Sınavın ÖSYM tarafından yapılacağını ve hazırlıklar için bir danışma heyeti oluşturulacağını söyleyen Feyzioğlu, Türkiye Barolar Birliği’nin bu danışma heyetinin daimi üyesi olması gerektiğini ve olacağını belirtti. “Sınavla çözüm olmaz diyenlere, sınavsız çözüm olmaz demek zorundayım” diyen Feyzioğlu, sınavın gelmesinin her gün yeni bir hukuk fakültesi açılmasını önleyeceğini, mevcut fakülteleri eğitim ve öğretim kadrosunu artırmaya zorlayacağını ve stajyer sayısını ciddi oranda düşüreceğini söyledi.

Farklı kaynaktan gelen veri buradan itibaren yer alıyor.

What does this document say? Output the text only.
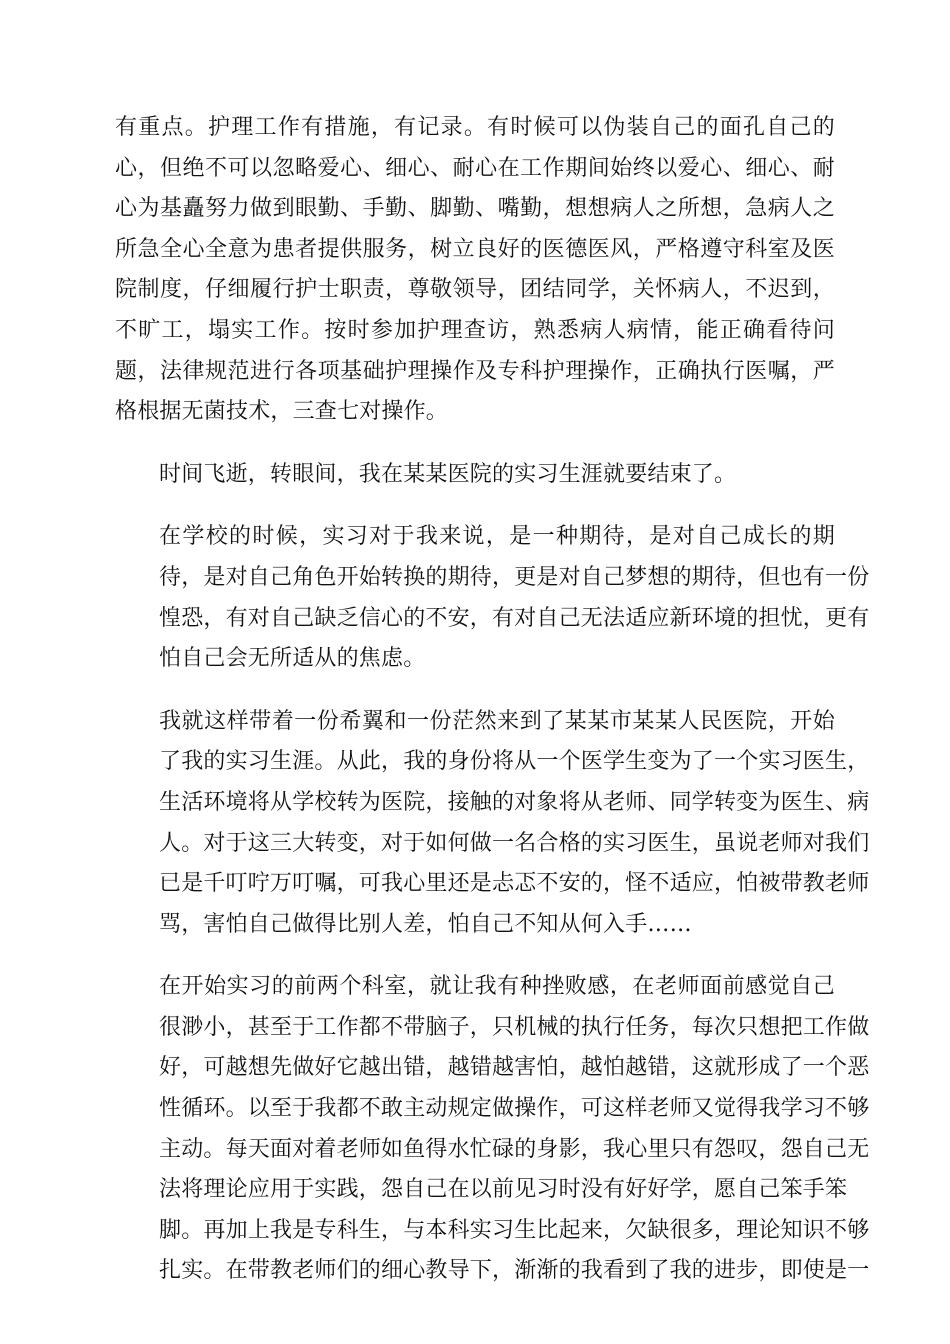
有重点。护理工作有措施，有记录。有时候可以伪装自己的面孔自己的
心，但绝不可以忽略爱心、细心、耐心在工作期间始终以爱心、细心、耐
心为基矗努力做到眼勤、手勤、脚勤、嘴勤，想想病人之所想，急病人之
所急全心全意为患者提供服务，树立良好的医德医风，严格遵守科室及医
院制度，仔细履行护士职责，尊敬领导，团结同学，关怀病人，不迟到，
不旷工，塌实工作。按时参加护理查访，熟悉病人病情，能正确看待问
题，法律规范进行各项基础护理操作及专科护理操作，正确执行医嘱，严
格根据无菌技术，三查七对操作。
时间飞逝，转眼间，我在某某医院的实习生涯就要结束了。
在学校的时候，实习对于我来说，是一种期待，是对自己成长的期
待，是对自己角色开始转换的期待，更是对自己梦想的期待，但也有一份
惶恐，有对自己缺乏信心的不安，有对自己无法适应新环境的担忧，更有
怕自己会无所适从的焦虑。
我就这样带着一份希翼和一份茫然来到了某某市某某人民医院，开始
了我的实习生涯。从此，我的身份将从一个医学生变为了一个实习医生，
生活环境将从学校转为医院，接触的对象将从老师、同学转变为医生、病
人。对于这三大转变，对于如何做一名合格的实习医生，虽说老师对我们
已是千叮咛万叮嘱，可我心里还是忐忑不安的，怪不适应，怕被带教老师
骂，害怕自己做得比别人差，怕自己不知从何入手……
在开始实习的前两个科室，就让我有种挫败感，在老师面前感觉自己
很渺小，甚至于工作都不带脑子，只机械的执行任务，每次只想把工作做
好，可越想先做好它越出错，越错越害怕，越怕越错，这就形成了一个恶
性循环。以至于我都不敢主动规定做操作，可这样老师又觉得我学习不够
主动。每天面对着老师如鱼得水忙碌的身影，我心里只有怨叹，怨自己无
法将理论应用于实践，怨自己在以前见习时没有好好学，愿自己笨手笨
脚。再加上我是专科生，与本科实习生比起来，欠缺很多，理论知识不够
扎实。在带教老师们的细心教导下，渐渐的我看到了我的进步，即使是一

AVUKATIN DOSYA İNCELEYEMEMESİ SORUNU ÇÖZÜM AŞAMASINDA
Feyzioğlu, vekaletname ibraz etmemiş avukatların ceza soruşturma dosyalarını inceleyememesi sorununun önemine dikkat çektiği konuşmasında, 1136 sayılı Avukatlık Kanunu’nun 37. maddesine göre bir avukatın kendisine teklif edilen işi ret ya da kabul etme “hakkı” olduğu gibi, 38. maddede sayılan hallerde de işi reddetme “zorunluluğu” olduğunu hatırlatarak avukatın her iki halde de davayı almadan önce dosyayı incelemesi gerektiğini söyledi.

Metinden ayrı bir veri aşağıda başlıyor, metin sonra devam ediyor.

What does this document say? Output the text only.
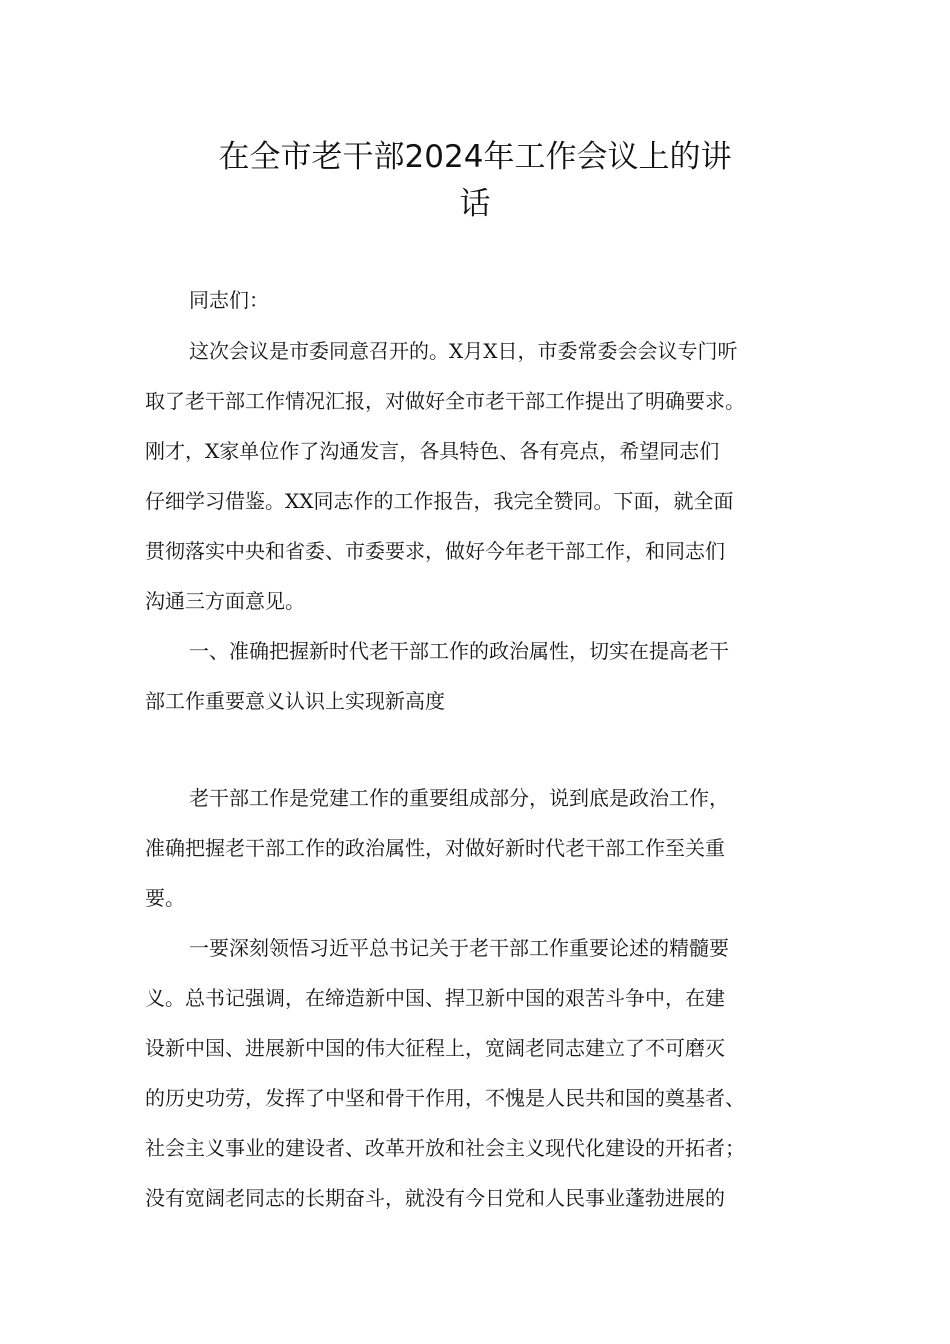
在全市老干部2024年工作会议上的讲
话
同志们：
这次会议是市委同意召开的。X月X日，市委常委会会议专门听
取了老干部工作情况汇报，对做好全市老干部工作提出了明确要求。
刚才，X家单位作了沟通发言，各具特色、各有亮点，希望同志们
仔细学习借鉴。XX同志作的工作报告，我完全赞同。下面，就全面
贯彻落实中央和省委、市委要求，做好今年老干部工作，和同志们
沟通三方面意见。
一、准确把握新时代老干部工作的政治属性，切实在提高老干
部工作重要意义认识上实现新高度
老干部工作是党建工作的重要组成部分，说到底是政治工作，
准确把握老干部工作的政治属性，对做好新时代老干部工作至关重
要。
一要深刻领悟习近平总书记关于老干部工作重要论述的精髓要
义。总书记强调，在缔造新中国、捍卫新中国的艰苦斗争中，在建
设新中国、进展新中国的伟大征程上，宽阔老同志建立了不可磨灭
的历史功劳，发挥了中坚和骨干作用，不愧是人民共和国的奠基者、
社会主义事业的建设者、改革开放和社会主义现代化建设的开拓者；
没有宽阔老同志的长期奋斗，就没有今日党和人民事业蓬勃进展的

Türkiye Barolar Birliği olarak söz konusu yasal dayanakları sunmak ve soruna çözüm bulmak amacıyla Adalet Bakanı ile görüştüklerini, akabinde Ceza İşleri Genel Müdürü ve Yardımcıları ile de bir çalışma toplantısı yaptıklarını kaydeden Feyzioğlu, çalışmalarda belli bir noktaya geldiklerini ifade etti. Feyzioğlu, dosyayı kimin gördüğünün belgelendirilmesi gerektiğini kaydederek, “dosyayı görmek isteyen avukatın talebiyle ilgili bir dilekçe sunması”nın bir çözüm olarak gündemde olduğunu açıkladı.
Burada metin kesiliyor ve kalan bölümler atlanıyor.